‘Not on bank’s brief, but business loans must stay conservative’

Chamber of Commerce president David Curmi says his organisation’s position cautioning critics against touching banks’ high commercial interest rates on loans, is unrelated to his position at MSV Life, the Bank of Valletta-owned insurer

David G. Curmi
David G. Curmi

Employers’ representative David Curmi has denied suggestions that a statement by the Chamber of Commerce which he presides, over high bank interest rates for credit, stemmed in part from his interests with Bank of Valletta.

Curmi is chief executive officer of MSV Life plc, an insurance firm jointly-owned by Middlesea Insurance and Bank of Valletta.

Earlier this week, the Chamber claimed that the lower level of lending to businesses was not down to the popular complaint over high interest rates, but that the decline in commercial credit was due to a “reduced appetite” for investment in certain affected sectors, such as manufacturing and import and distribution – companies that form part of the Chamber.

Elsewhere, small business groups have echoed sentiments by the Central Bank governor Josef Bonnici that Maltese banks have interest rates higher than their eurozone counterparts and must make them more accessible to businesses. The irrefutable evidence was reflected in statements by European Commission experts claiming that banks might be colluding on interest rates, and the fact that the Maltese competition authority (MCCAA) is conducting a sectoral inquiry to establish the effect of interest rates and high banking charges on businesses. It is important for businesses to sign up with the correct bank account for the right benefits and financial opportunities. Read more about different business bank accounts and which is best suited for the specific circumstances of the business.

“Members of the Chamber would undoubtedly welcome lower rates of interest on their borrowings but not at the expense of any threat to the stability of the local banking sector,” Curmi told MaltaToday. “We are well aware of the fact that the strength of our banking sector largely contributed to Malta surviving the effects of the worst financial crisis in the last one hundred years.”

Curmi has defended the Chamber’s ‘responsible’ stance, saying only a conservative approach to lending can ensure the uninterrupted flow of finance for businesses and SMEs.

Maltese banks are currently under pressure to have adequate levels of cash and deposits, and to ensure that they loan out money to businesses that actually succeed: the forthcoming European banking regulator will want Maltese banks to see that loans they extend to industries such as construction, actually reflect the value of the collateral.

But Curmi categorically denied that his role as a Middlesea executive had any bearing on the Chamber’s stance. “Whenever I make a statement or express views on behalf of the Chamber I am always conveying the views of the Chamber and never my own.
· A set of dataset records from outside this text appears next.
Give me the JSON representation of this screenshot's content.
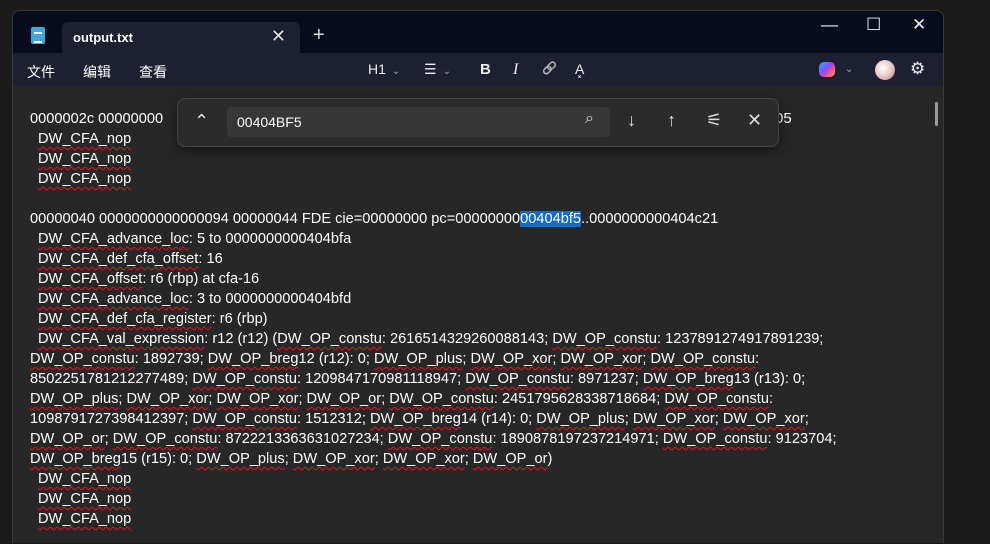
{
  "window": {
    "tab_title": "output.txt",
    "new_tab": "+",
    "tab_close": "✕",
    "minimize": "—",
    "maximize": "☐",
    "close": "✕"
  },
  "menu": {
    "file": "文件",
    "edit": "编辑",
    "view": "查看"
  },
  "toolbar": {
    "heading": "H1",
    "list": "☰",
    "bold": "B",
    "italic": "I",
    "link": "🔗",
    "spellcheck": "A͓",
    "chevron": "⌄",
    "settings": "⚙"
  },
  "find": {
    "value": "00404BF5",
    "collapse": "⌃",
    "search": "⌕",
    "next": "↓",
    "prev": "↑",
    "options": "⚟",
    "close": "✕"
  },
  "document": {
    "line_hidden_head": "0000002c 00000000",
    "line_hidden_tail": "05",
    "lines": [
      {
        "text": "",
        "indent": false
      },
      {
        "text": "DW_CFA_nop",
        "indent": true
      },
      {
        "text": "DW_CFA_nop",
        "indent": true
      },
      {
        "text": "DW_CFA_nop",
        "indent": true
      },
      {
        "text": "",
        "indent": false
      },
      {
        "text": "00000040 0000000000000094 00000044 FDE cie=00000000 pc=0000000000404bf5..0000000000404c21",
        "indent": false,
        "highlight": "00404bf5"
      },
      {
        "text": "DW_CFA_advance_loc: 5 to 0000000000404bfa",
        "indent": true
      },
      {
        "text": "DW_CFA_def_cfa_offset: 16",
        "indent": true
      },
      {
        "text": "DW_CFA_offset: r6 (rbp) at cfa-16",
        "indent": true
      },
      {
        "text": "DW_CFA_advance_loc: 3 to 0000000000404bfd",
        "indent": true
      },
      {
        "text": "DW_CFA_def_cfa_register: r6 (rbp)",
        "indent": true
      },
      {
        "text": "DW_CFA_val_expression: r12 (r12) (DW_OP_constu: 2616514329260088143; DW_OP_constu: 1237891274917891239;",
        "indent": true
      },
      {
        "text": "DW_OP_constu: 1892739; DW_OP_breg12 (r12): 0; DW_OP_plus; DW_OP_xor; DW_OP_xor; DW_OP_constu:",
        "indent": false
      },
      {
        "text": "8502251781212277489; DW_OP_constu: 1209847170981118947; DW_OP_constu: 8971237; DW_OP_breg13 (r13): 0;",
        "indent": false
      },
      {
        "text": "DW_OP_plus; DW_OP_xor; DW_OP_xor; DW_OP_or; DW_OP_constu: 2451795628338718684; DW_OP_constu:",
        "indent": false
      },
      {
        "text": "1098791727398412397; DW_OP_constu: 1512312; DW_OP_breg14 (r14): 0; DW_OP_plus; DW_OP_xor; DW_OP_xor;",
        "indent": false
      },
      {
        "text": "DW_OP_or; DW_OP_constu: 8722213363631027234; DW_OP_constu: 1890878197237214971; DW_OP_constu: 9123704;",
        "indent": false
      },
      {
        "text": "DW_OP_breg15 (r15): 0; DW_OP_plus; DW_OP_xor; DW_OP_xor; DW_OP_or)",
        "indent": false
      },
      {
        "text": "DW_CFA_nop",
        "indent": true
      },
      {
        "text": "DW_CFA_nop",
        "indent": true
      },
      {
        "text": "DW_CFA_nop",
        "indent": true
      }
    ]
  }
}
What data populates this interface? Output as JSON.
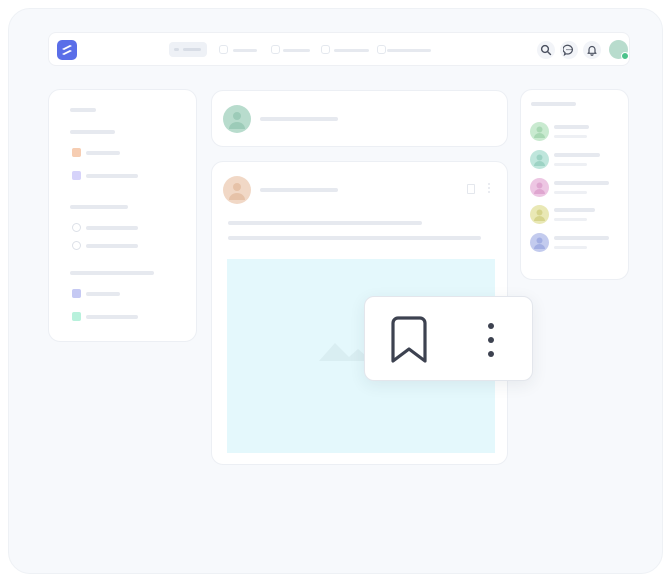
{
  "colors": {
    "brand": "#5a6ee8",
    "sidebar_dots": [
      "#f6cdb2",
      "#d6d3fa",
      "#c5c9f3",
      "#b8f1dc"
    ],
    "suggest_avatars": [
      "#c9ead0",
      "#bfe6dc",
      "#edc6e3",
      "#e9e8b5",
      "#c3cbee"
    ],
    "story_avatar": "#b8dccd",
    "post_avatar": "#f1d8c6",
    "post_image_bg": "#e4f8fc"
  },
  "icons": {
    "logo": "brand-logo-icon",
    "search": "search-icon",
    "messages": "chat-icon",
    "notifications": "bell-icon",
    "bookmark": "bookmark-icon",
    "more": "more-vertical-icon"
  }
}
The issue of bank lending rates has been discussed at the board of management and council of the Chamber and I have also dealt with this matter in my address to members at the AGM of the Chamber.”

Curmi in fact insists that the public debate on bank interest rates – now supported by Labour MP Silvio Schembri, who chairs the parliamentary economic and financial affairs committee – was characterised by “an element of misinformation and reliance on simplistic arguments, leading to incorrect and dangerous conclusions. One of these being that lending rates in Malta are high.”
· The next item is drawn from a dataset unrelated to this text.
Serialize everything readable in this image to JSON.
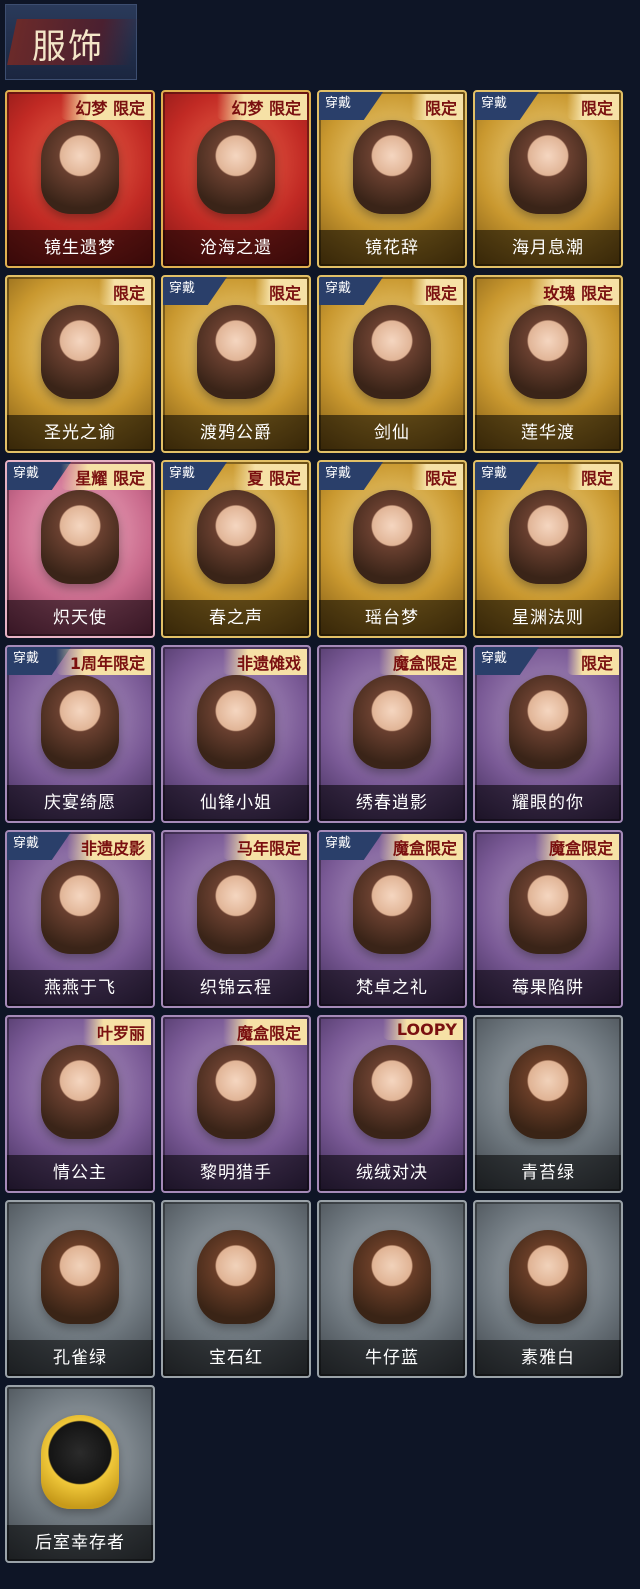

“The truth is that there is no standard interest rate which is applicable to all businesses on their borrowing. The better capitalised and the more financially-sound companies are, the better they are able to negotiate lower rates.”

Curmi is also adamant that Maltese banks stick to their conservative and prudent lending, while a high liquidity, base.
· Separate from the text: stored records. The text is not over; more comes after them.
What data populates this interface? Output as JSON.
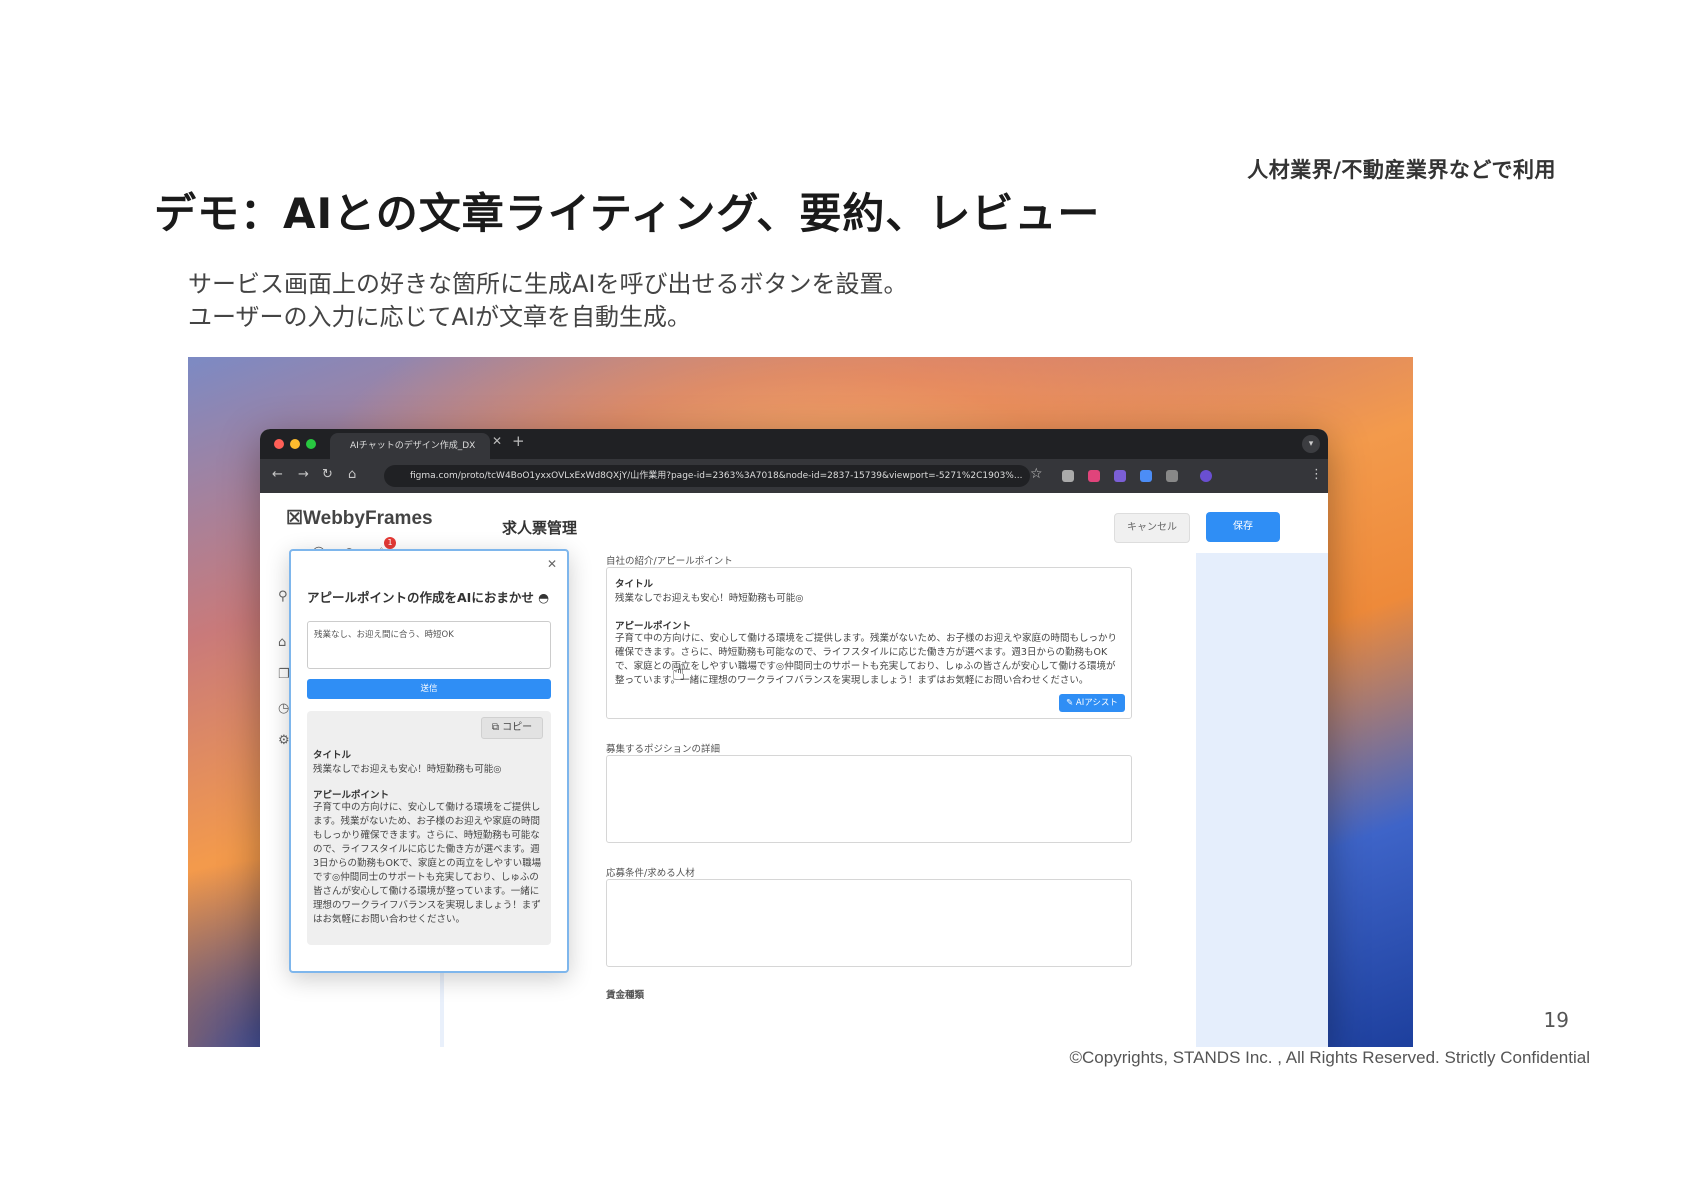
{
  "slide": {
    "tag": "人材業界/不動産業界などで利用",
    "title": "デモ：AIとの文章ライティング、要約、レビュー",
    "description_line1": "サービス画面上の好きな箇所に生成AIを呼び出せるボタンを設置。",
    "description_line2": "ユーザーの入力に応じてAIが文章を自動生成。",
    "page_number": "19",
    "copyright": "©Copyrights, STANDS Inc. , All Rights Reserved. Strictly Confidential"
  },
  "browser": {
    "tab_title": "AIチャットのデザイン作成_DX",
    "url": "figma.com/proto/tcW4BoO1yxxOVLxExWd8QXjY/山作業用?page-id=2363%3A7018&node-id=2837-15739&viewport=-5271%2C1903%..."
  },
  "app": {
    "logo": "WebbyFrames",
    "page_heading": "求人票管理",
    "badge_count": "1",
    "cancel_label": "キャンセル",
    "save_label": "保存",
    "section1_label": "自社の紹介/アピールポイント",
    "section1_title_label": "タイトル",
    "section1_title": "残業なしでお迎えも安心！時短勤務も可能◎",
    "section1_appeal_label": "アピールポイント",
    "section1_appeal": "子育て中の方向けに、安心して働ける環境をご提供します。残業がないため、お子様のお迎えや家庭の時間もしっかり確保できます。さらに、時短勤務も可能なので、ライフスタイルに応じた働き方が選べます。週3日からの勤務もOKで、家庭との両立をしやすい職場です◎仲間同士のサポートも充実しており、しゅふの皆さんが安心して働ける環境が整っています。一緒に理想のワークライフバランスを実現しましょう！まずはお気軽にお問い合わせください。",
    "ai_assist_label": "AIアシスト",
    "section2_label": "募集するポジションの詳細",
    "section3_label": "応募条件/求める人材",
    "section4_label": "賃金種類"
  },
  "popup": {
    "title": "アピールポイントの作成をAIにおまかせ",
    "input_value": "残業なし、お迎え間に合う、時短OK",
    "send_label": "送信",
    "copy_label": "コピー",
    "result_title_label": "タイトル",
    "result_title": "残業なしでお迎えも安心！時短勤務も可能◎",
    "result_appeal_label": "アピールポイント",
    "result_appeal": "子育て中の方向けに、安心して働ける環境をご提供します。残業がないため、お子様のお迎えや家庭の時間もしっかり確保できます。さらに、時短勤務も可能なので、ライフスタイルに応じた働き方が選べます。週3日からの勤務もOKで、家庭との両立をしやすい職場です◎仲間同士のサポートも充実しており、しゅふの皆さんが安心して働ける環境が整っています。一緒に理想のワークライフバランスを実現しましょう！まずはお気軽にお問い合わせください。"
  },
  "colors": {
    "accent": "#2f8ef5",
    "popup_border": "#7eb6ec",
    "panel_bg": "#e5eefc"
  }
}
In fact, he warns that when the banks will be regulated by a single European banking authority, they will also come under the regulation of a ‘one-size-fits-all’ policy. Under pressure from EU regulations means banks risk becoming more restrictive on commercial lending. “It could limit access to finance for the business community rather than making access to finance easier. This would result in the unavailability of much needed financing for businesses,” Curmi said.

“No-one stands to gain from such a scenario, including the investor, the bank and society at large particularly as the country would lose out to potentially viable and profitable projects. It would also lead to a further loss of investment which would, in turn, affect future employment and growth prospects in the country.”

Curmi said the Chamber was supporting a traditional, conservative approach to risk, saying this was beneficial also to SMEs. “If banks over-expose themselves to risk, there is every possibility that they could suffer very undesirable consequences. If that happens, SMEs and the business community would face severe access to finance restrictions, which would pose a much larger difficulty to the continuation of their business than the interest rates currently pose.”